Does your head spin when you change position?
Think of low blood pressure. It happens especially if you jump to your feet immediately after waking up.
That's why it's important to follow a few guidelines when getting up from a lying position:
- in the morning after waking up, it is advisable to lie down for a short time
- then sit up with your feet on the bed or mat
- then hang your lower limbs off the bed or mat
- sit down
- and then stand up
- Alternatively, you can have a glass of water by the bedside for the morning and have a drink before you stand up and take your first step.
This process may take two minutes (maybe 5 minutes for some), but you won't have a problem with morning dizziness or collapse immediately upon waking.
Orthostatic collapse, syncope or fainting.
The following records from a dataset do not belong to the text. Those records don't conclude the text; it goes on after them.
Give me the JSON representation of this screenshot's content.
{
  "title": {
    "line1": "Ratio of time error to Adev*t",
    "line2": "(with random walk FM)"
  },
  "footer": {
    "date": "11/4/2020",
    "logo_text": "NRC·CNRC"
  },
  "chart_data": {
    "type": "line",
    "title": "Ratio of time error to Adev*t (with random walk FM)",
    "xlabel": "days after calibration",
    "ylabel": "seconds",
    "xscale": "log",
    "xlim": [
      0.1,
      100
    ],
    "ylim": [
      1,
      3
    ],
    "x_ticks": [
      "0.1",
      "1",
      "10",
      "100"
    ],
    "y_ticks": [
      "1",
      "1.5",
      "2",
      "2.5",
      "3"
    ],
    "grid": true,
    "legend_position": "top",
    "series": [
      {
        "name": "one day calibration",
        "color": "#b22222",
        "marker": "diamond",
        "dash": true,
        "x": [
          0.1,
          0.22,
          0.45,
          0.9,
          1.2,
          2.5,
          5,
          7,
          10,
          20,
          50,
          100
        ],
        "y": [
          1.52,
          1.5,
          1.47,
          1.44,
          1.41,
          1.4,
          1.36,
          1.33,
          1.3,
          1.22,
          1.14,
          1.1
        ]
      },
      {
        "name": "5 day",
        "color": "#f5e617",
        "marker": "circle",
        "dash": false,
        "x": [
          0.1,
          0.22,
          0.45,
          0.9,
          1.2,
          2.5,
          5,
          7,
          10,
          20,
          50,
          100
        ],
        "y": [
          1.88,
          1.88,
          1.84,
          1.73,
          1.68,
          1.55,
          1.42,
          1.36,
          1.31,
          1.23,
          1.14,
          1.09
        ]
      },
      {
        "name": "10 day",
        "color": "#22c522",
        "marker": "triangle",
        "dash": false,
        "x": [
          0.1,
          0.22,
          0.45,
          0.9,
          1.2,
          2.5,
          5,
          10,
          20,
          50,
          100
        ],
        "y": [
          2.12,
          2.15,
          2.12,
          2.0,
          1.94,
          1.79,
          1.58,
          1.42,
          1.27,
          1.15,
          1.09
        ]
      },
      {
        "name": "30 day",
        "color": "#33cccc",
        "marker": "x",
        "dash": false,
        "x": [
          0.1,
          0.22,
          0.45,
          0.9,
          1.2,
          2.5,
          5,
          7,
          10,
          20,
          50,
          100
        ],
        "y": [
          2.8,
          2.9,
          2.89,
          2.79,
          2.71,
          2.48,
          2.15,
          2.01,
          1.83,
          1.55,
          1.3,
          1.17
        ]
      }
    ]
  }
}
Basically similar technical terms that differ slightly...
When standing up quickly from a lower position, there is literally no time to equalize the pressure in the blood vessels. The brain is not sufficiently blooded and the person feels faint, dizzy, even faint. In addition to this, he may feel a rush of heat, sudden sweating, blackness before the eyes, heart palpitations to speed up the heartbeat or whistling and humming in the ears, as well as weakness in the legs.
And suddenly he's on the ground. After a brief period of unconsciousness, the pressure differential adjusts, the brain re-circulates and the person regains full consciousness.
+
In addition to getting up, dizziness and similar difficulties may be associated with bending over or lifting a heavy load from a prone position.
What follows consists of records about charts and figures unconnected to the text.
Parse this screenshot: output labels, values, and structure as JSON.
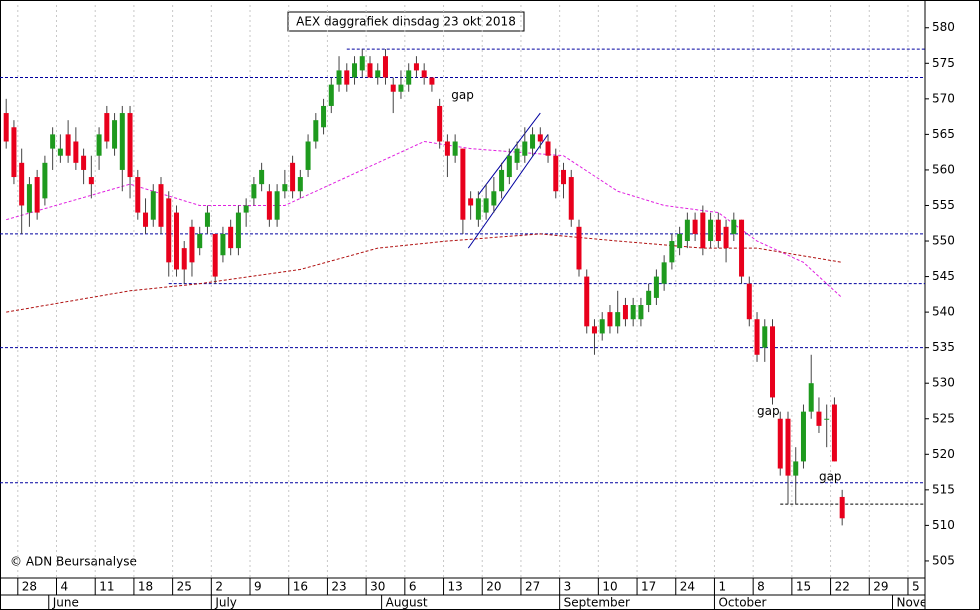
{
  "chart_data": {
    "type": "candlestick",
    "title": "AEX daggrafiek dinsdag 23 okt 2018",
    "credit": "© ADN Beursanalyse",
    "up_color": "#1e9a1e",
    "down_color": "#e8001c",
    "grid": true,
    "ylim": [
      502.6,
      583.2
    ],
    "yticks": [
      505,
      510,
      515,
      520,
      525,
      530,
      535,
      540,
      545,
      550,
      555,
      560,
      565,
      570,
      575,
      580
    ],
    "xlim": [
      -0.8,
      118.7
    ],
    "xticks": [
      {
        "value": 2,
        "label": "28"
      },
      {
        "value": 7,
        "label": "4"
      },
      {
        "value": 12,
        "label": "11"
      },
      {
        "value": 17,
        "label": "18"
      },
      {
        "value": 22,
        "label": "25"
      },
      {
        "value": 27,
        "label": "2"
      },
      {
        "value": 32,
        "label": "9"
      },
      {
        "value": 37,
        "label": "16"
      },
      {
        "value": 42,
        "label": "23"
      },
      {
        "value": 47,
        "label": "30"
      },
      {
        "value": 52,
        "label": "6"
      },
      {
        "value": 57,
        "label": "13"
      },
      {
        "value": 62,
        "label": "20"
      },
      {
        "value": 67,
        "label": "27"
      },
      {
        "value": 72,
        "label": "3"
      },
      {
        "value": 77,
        "label": "10"
      },
      {
        "value": 82,
        "label": "17"
      },
      {
        "value": 87,
        "label": "24"
      },
      {
        "value": 92,
        "label": "1"
      },
      {
        "value": 97,
        "label": "8"
      },
      {
        "value": 102,
        "label": "15"
      },
      {
        "value": 107,
        "label": "22"
      },
      {
        "value": 112,
        "label": "29"
      },
      {
        "value": 117,
        "label": "5"
      }
    ],
    "months": [
      {
        "value": 6,
        "label": "June"
      },
      {
        "value": 27,
        "label": "July"
      },
      {
        "value": 49,
        "label": "August"
      },
      {
        "value": 72,
        "label": "September"
      },
      {
        "value": 92,
        "label": "October"
      },
      {
        "value": 115,
        "label": "November"
      }
    ],
    "candles": [
      [
        568,
        570,
        563,
        564
      ],
      [
        566,
        567,
        558,
        559
      ],
      [
        561,
        563,
        551,
        555
      ],
      [
        554,
        559,
        552,
        558
      ],
      [
        559,
        560,
        553,
        554
      ],
      [
        556,
        562,
        555,
        561
      ],
      [
        563,
        566,
        560,
        565
      ],
      [
        562,
        565,
        561,
        563
      ],
      [
        565,
        567,
        561,
        562
      ],
      [
        564,
        566,
        560,
        561
      ],
      [
        562,
        563,
        558,
        560
      ],
      [
        559,
        562,
        556,
        558
      ],
      [
        562,
        566,
        560,
        565
      ],
      [
        568,
        569,
        563,
        564
      ],
      [
        563,
        568,
        562,
        567
      ],
      [
        560,
        569,
        557,
        568
      ],
      [
        568,
        569,
        556,
        559
      ],
      [
        559,
        560,
        553,
        554
      ],
      [
        554,
        556,
        551,
        552
      ],
      [
        553,
        558,
        552,
        557
      ],
      [
        558,
        559,
        551,
        552
      ],
      [
        556,
        557,
        545,
        547
      ],
      [
        554,
        555,
        545,
        546
      ],
      [
        549,
        550,
        544,
        546
      ],
      [
        552,
        553,
        545,
        547
      ],
      [
        549,
        552,
        548,
        551
      ],
      [
        552,
        555,
        551,
        554
      ],
      [
        551,
        551,
        544,
        545
      ],
      [
        548,
        552,
        547,
        551
      ],
      [
        552,
        553,
        548,
        549
      ],
      [
        549,
        555,
        548,
        554
      ],
      [
        554,
        556,
        552,
        555
      ],
      [
        556,
        559,
        555,
        558
      ],
      [
        558,
        561,
        557,
        560
      ],
      [
        557,
        558,
        552,
        553
      ],
      [
        553,
        558,
        552,
        557
      ],
      [
        557,
        560,
        556,
        558
      ],
      [
        561,
        562,
        556,
        557
      ],
      [
        557,
        560,
        556,
        559
      ],
      [
        560,
        565,
        559,
        564
      ],
      [
        564,
        568,
        563,
        567
      ],
      [
        566,
        570,
        565,
        569
      ],
      [
        569,
        573,
        568,
        572
      ],
      [
        572,
        576,
        571,
        574
      ],
      [
        574,
        575,
        571,
        572
      ],
      [
        573,
        576,
        572,
        575
      ],
      [
        574,
        577,
        573,
        576
      ],
      [
        575,
        576,
        573,
        573
      ],
      [
        573,
        575,
        572,
        574
      ],
      [
        576,
        577,
        572,
        573
      ],
      [
        572,
        573,
        568,
        571
      ],
      [
        571,
        574,
        570,
        572
      ],
      [
        572,
        575,
        571,
        574
      ],
      [
        575,
        576,
        573,
        574
      ],
      [
        574,
        575,
        572,
        573
      ],
      [
        573,
        573,
        571,
        572
      ],
      [
        569,
        570,
        563,
        564
      ],
      [
        564,
        565,
        559,
        562
      ],
      [
        562,
        565,
        561,
        564
      ],
      [
        563,
        563,
        551,
        553
      ],
      [
        556,
        557,
        553,
        555
      ],
      [
        553,
        557,
        552,
        556
      ],
      [
        554,
        558,
        553,
        556
      ],
      [
        555,
        559,
        554,
        557
      ],
      [
        557,
        561,
        556,
        560
      ],
      [
        559,
        563,
        558,
        562
      ],
      [
        561,
        564,
        560,
        563
      ],
      [
        562,
        566,
        561,
        564
      ],
      [
        563,
        566,
        562,
        565
      ],
      [
        565,
        566,
        563,
        564
      ],
      [
        564,
        565,
        561,
        562
      ],
      [
        562,
        563,
        556,
        557
      ],
      [
        560,
        561,
        556,
        558
      ],
      [
        559,
        560,
        552,
        553
      ],
      [
        552,
        553,
        545,
        546
      ],
      [
        545,
        546,
        537,
        538
      ],
      [
        538,
        539,
        534,
        537
      ],
      [
        537,
        540,
        536,
        539
      ],
      [
        540,
        541,
        537,
        538
      ],
      [
        538,
        543,
        537,
        540
      ],
      [
        541,
        542,
        538,
        539
      ],
      [
        539,
        542,
        538,
        541
      ],
      [
        539,
        542,
        538,
        541
      ],
      [
        541,
        544,
        540,
        543
      ],
      [
        542,
        546,
        541,
        545
      ],
      [
        544,
        548,
        543,
        547
      ],
      [
        547,
        551,
        546,
        550
      ],
      [
        549,
        552,
        548,
        551
      ],
      [
        550,
        554,
        549,
        553
      ],
      [
        553,
        554,
        550,
        551
      ],
      [
        554,
        555,
        548,
        549
      ],
      [
        550,
        554,
        549,
        553
      ],
      [
        553,
        554,
        549,
        550
      ],
      [
        552,
        553,
        547,
        549
      ],
      [
        551,
        554,
        550,
        553
      ],
      [
        553,
        553,
        544,
        545
      ],
      [
        544,
        545,
        538,
        539
      ],
      [
        539,
        540,
        533,
        534
      ],
      [
        535,
        539,
        533,
        538
      ],
      [
        538,
        539,
        527,
        528
      ],
      [
        525,
        526,
        517,
        518
      ],
      [
        525,
        526,
        513,
        517
      ],
      [
        517,
        521,
        513,
        519
      ],
      [
        519,
        527,
        518,
        526
      ],
      [
        526,
        534,
        525,
        530
      ],
      [
        526,
        528,
        523,
        524
      ],
      [
        525,
        527,
        521,
        525
      ],
      [
        527,
        528,
        519,
        519
      ],
      [
        514,
        515,
        510,
        511
      ]
    ],
    "series": [
      {
        "color": "#e020e0",
        "x": [
          0,
          16,
          25,
          36,
          42,
          54,
          60,
          72,
          79,
          85,
          92,
          97,
          103,
          108
        ],
        "values": [
          553,
          558,
          555,
          555,
          558,
          564,
          563,
          562,
          557,
          555,
          554,
          550,
          547,
          542
        ]
      },
      {
        "color": "#b01010",
        "x": [
          0,
          16,
          25,
          38,
          48,
          57,
          69,
          79,
          90,
          97,
          108
        ],
        "values": [
          540,
          543,
          544,
          546,
          549,
          550,
          551,
          550,
          549,
          549,
          547
        ]
      }
    ],
    "levels": [
      {
        "value": 577,
        "from": 44,
        "color": "#0000a0"
      },
      {
        "value": 573,
        "from": -0.8,
        "color": "#0000a0"
      },
      {
        "value": 551,
        "from": -0.8,
        "color": "#0000a0"
      },
      {
        "value": 544,
        "from": 21,
        "color": "#0000a0"
      },
      {
        "value": 535,
        "from": -0.8,
        "color": "#0000a0"
      },
      {
        "value": 516,
        "from": -0.8,
        "color": "#0000a0"
      },
      {
        "value": 513,
        "from": 100,
        "color": "#000000"
      }
    ],
    "trendlines": [
      {
        "x": [
          61,
          69
        ],
        "y": [
          556.5,
          568
        ],
        "color": "#0000a0"
      },
      {
        "x": [
          59.7,
          70
        ],
        "y": [
          549,
          565
        ],
        "color": "#0000a0"
      }
    ],
    "annotations": [
      {
        "text": "gap",
        "x": 57.5,
        "y": 570.5,
        "color": "#000000"
      },
      {
        "text": "gap",
        "x": 97,
        "y": 526,
        "color": "#b0b0b0"
      },
      {
        "text": "gap",
        "x": 105,
        "y": 516.8,
        "color": "#000000"
      }
    ]
  }
}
These conditions are risky in terms of head injury.
A person doesn't regain consciousness after a few seconds or a minute?
Changes at the level of the vascular system (and others) may be to blame, especially in beginning smokers. But the negative effects of smoking have a much longer list than just unpleasant dizziness.
Dizziness in pregnancy and during the cycle
The early signs and signals of pregnancy can include dizziness. The connection can be sought in increased fatigue, for hormonal and various bodily changes.
Among the initial signs of pregnancy can be listed:
- skipping menstruation
- increased nipple sensitivity
- breast enlargement
- change in vaginal discharge
- changes in appetite, possibly lack of appetite or stomach pain
- nausea and morning sickness, but can occur at any time of the day
- a feeling of bloating and fullness in the abdomen
- general digestive problems
- mood changes, tearfulness
- increased fatigue
- dizziness
- and other
Of course, these are individual manifestations. There are women who have no problems.
Weakness, fatigue or feeling faint is often underestimated. Women attribute the difficulties to normal physiological changes or dehydration.
If a woman feels dizzy or faint, she should sit down or squat. This will prevent injury in the event of a collapse.
Please note: If this is not a one-off or rare condition, but constant vertigo is present, a specialist examination is required.
Read also.
The association of vertigo with hormonal changes is also found during the normal menstrual cycle, especially before menstruation. Alternatively, worsened vertigo occurs in the case of heavy or prolonged bleeding or intense pain.
Changes in hormone levels also occur during menopause.